Beneath those homicide numbers is a larger juvenile crime wave, and the same family dysfunction and lack of socialization that create this wave inevitably affect classroom behavior. Duval County Public Schools also have the highest number of violent campus incidents of any Florida school district.

Given the arrest rate for murder, what would you expect the discipline rate to look like in school? My guess is that about 87% of suspensions/expulsions would be of black students as you’d expect the rates of murder to roughly parallel other antisocial acts. But under Obama’s Department of Education, if Duval County’s discipline rate of black students exceed 29%, the presumption is that the school district’s policies are either discriminatory or the staff administering the policies are acting in a discriminatory fashion.

In 2018, a cellphone video captured a classroom assault emblematic of the post-disciplinary era. A physics teacher in Texas had confiscated a student’s smartphone. “Give me my f - - king phone,” the teen yelled, towering over the teacher sitting frozen behind his desk, grinning nervously, the very image of submission.

Then the student violently shoved the teacher in the face. Still impassive, the teacher pushed the phone across the desk back to the student, who grabbed it with a self-righteous shrug and strode away. The school principal explained that it “was just a bad day the student was having,” and commended the teacher’s ­response.

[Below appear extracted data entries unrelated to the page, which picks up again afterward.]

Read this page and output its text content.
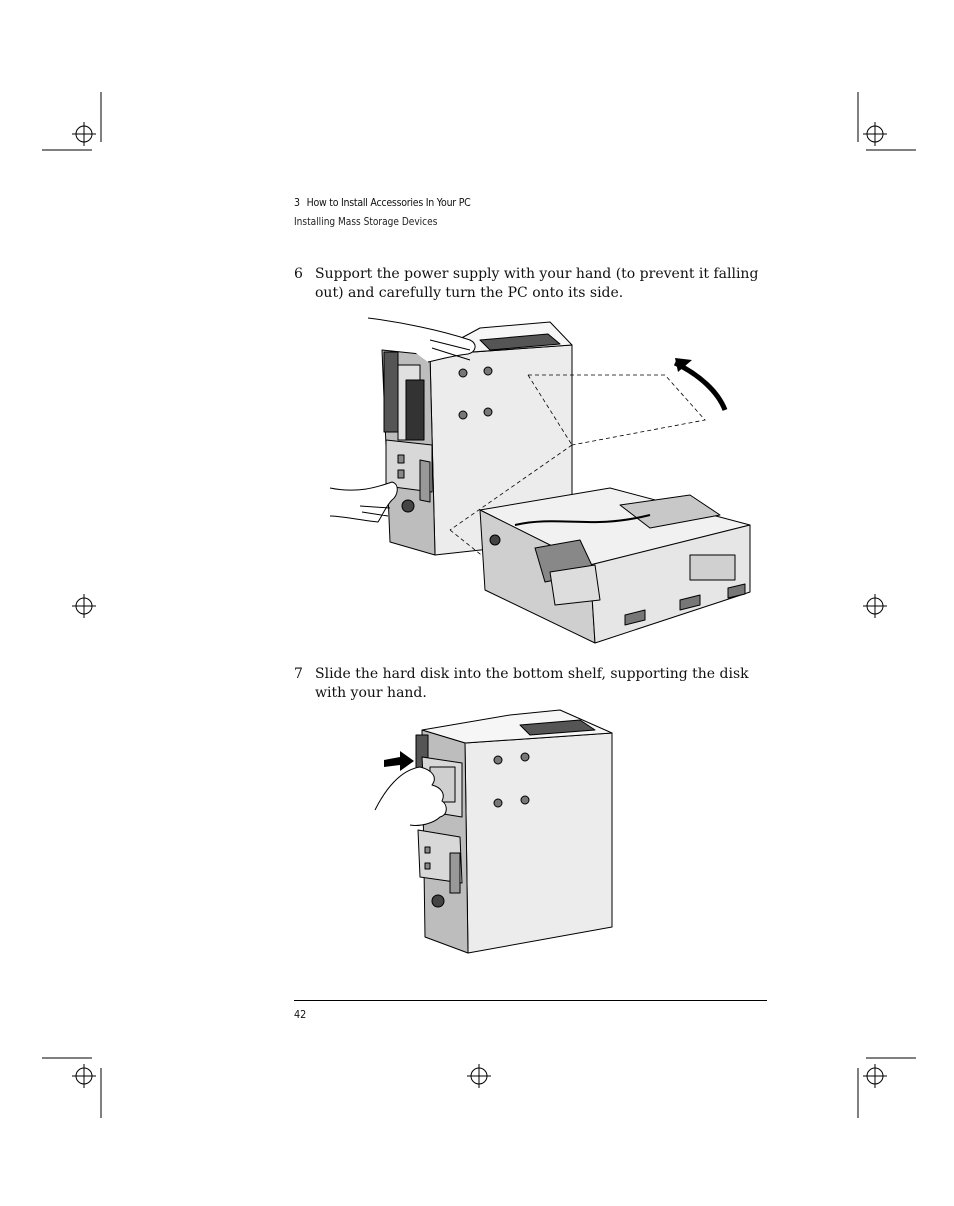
3 How to Install Accessories In Your PC
Installing Mass Storage Devices
6 Support the power supply with your hand (to prevent it falling out) and carefully turn the PC onto its side.
7 Slide the hard disk into the bottom shelf, supporting the disk with your hand.
42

Excusing insubordination and aggression in the name of racial equity isn’t a civil rights accomplishment. The third-party victims of such behavior are themselves disproportionately minority.

That latter point is key. Overwhelmingly, the victims of violence by minority students are other minority students.

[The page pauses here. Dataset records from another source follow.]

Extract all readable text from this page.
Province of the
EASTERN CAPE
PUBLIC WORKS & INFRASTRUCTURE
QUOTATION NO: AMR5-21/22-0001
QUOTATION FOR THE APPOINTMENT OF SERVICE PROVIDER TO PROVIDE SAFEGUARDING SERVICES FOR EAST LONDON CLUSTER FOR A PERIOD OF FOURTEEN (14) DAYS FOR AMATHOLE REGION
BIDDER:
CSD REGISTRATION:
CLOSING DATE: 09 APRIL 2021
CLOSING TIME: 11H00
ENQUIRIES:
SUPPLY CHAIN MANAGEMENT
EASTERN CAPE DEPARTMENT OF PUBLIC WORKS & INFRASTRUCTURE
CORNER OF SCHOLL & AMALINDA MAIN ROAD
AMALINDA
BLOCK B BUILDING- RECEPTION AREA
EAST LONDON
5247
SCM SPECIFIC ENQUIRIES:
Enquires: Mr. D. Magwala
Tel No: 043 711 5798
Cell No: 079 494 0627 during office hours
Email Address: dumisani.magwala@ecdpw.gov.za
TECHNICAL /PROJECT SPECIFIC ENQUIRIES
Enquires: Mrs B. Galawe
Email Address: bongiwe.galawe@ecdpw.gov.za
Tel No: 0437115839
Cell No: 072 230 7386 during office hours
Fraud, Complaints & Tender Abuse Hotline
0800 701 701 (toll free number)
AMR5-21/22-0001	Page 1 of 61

In addition to being stupid, the letter appears to be illegal.

Certainly, there is no lack of reasons to withdraw the letter, which created both legal and policy problems. Procedurally, it violates both the Congressional Review Act and the Administrative Procedure Act. Substantively, as the [Wisconsin Institute for Law and Liberty (WILL)] letter explains, the Education Department lacks authority to use the “disparate impact” standard in enforcing Title VI of the 1964 Civil Rights Act, which prohibits discrimination in programs or activities that receive federal funds. In 2001, the Supreme Court ruled in Alexander v. Sandoval that Title VI bans only “disparate treatment.” In any event, the letter’s hyper-aggressive approach violates other Supreme Court and lower federal-court decisions, including a ban on racial quotas in school discipline.

If it is illegal, why no lawsuits? Can you imagine any educator in the nation suing the federal government so they can suspend/expel more minority students? No? Me neither.

All that ended Friday.

I’m still waiting for the first lawsuit to make her restore this policy. After all, highly woke federal judges have declared that President Trump can’t rescind an internal memo written by Janet Napolitano creating an illegal immigration program.

Slowly but surely, Trump’s cabinet officials are unraveling the skein of extra-judicial governance woven by the Obama administration. Betsy DeVos has been in the forefront of that effort. This is what Trump was elected to do and his appointees are delivering.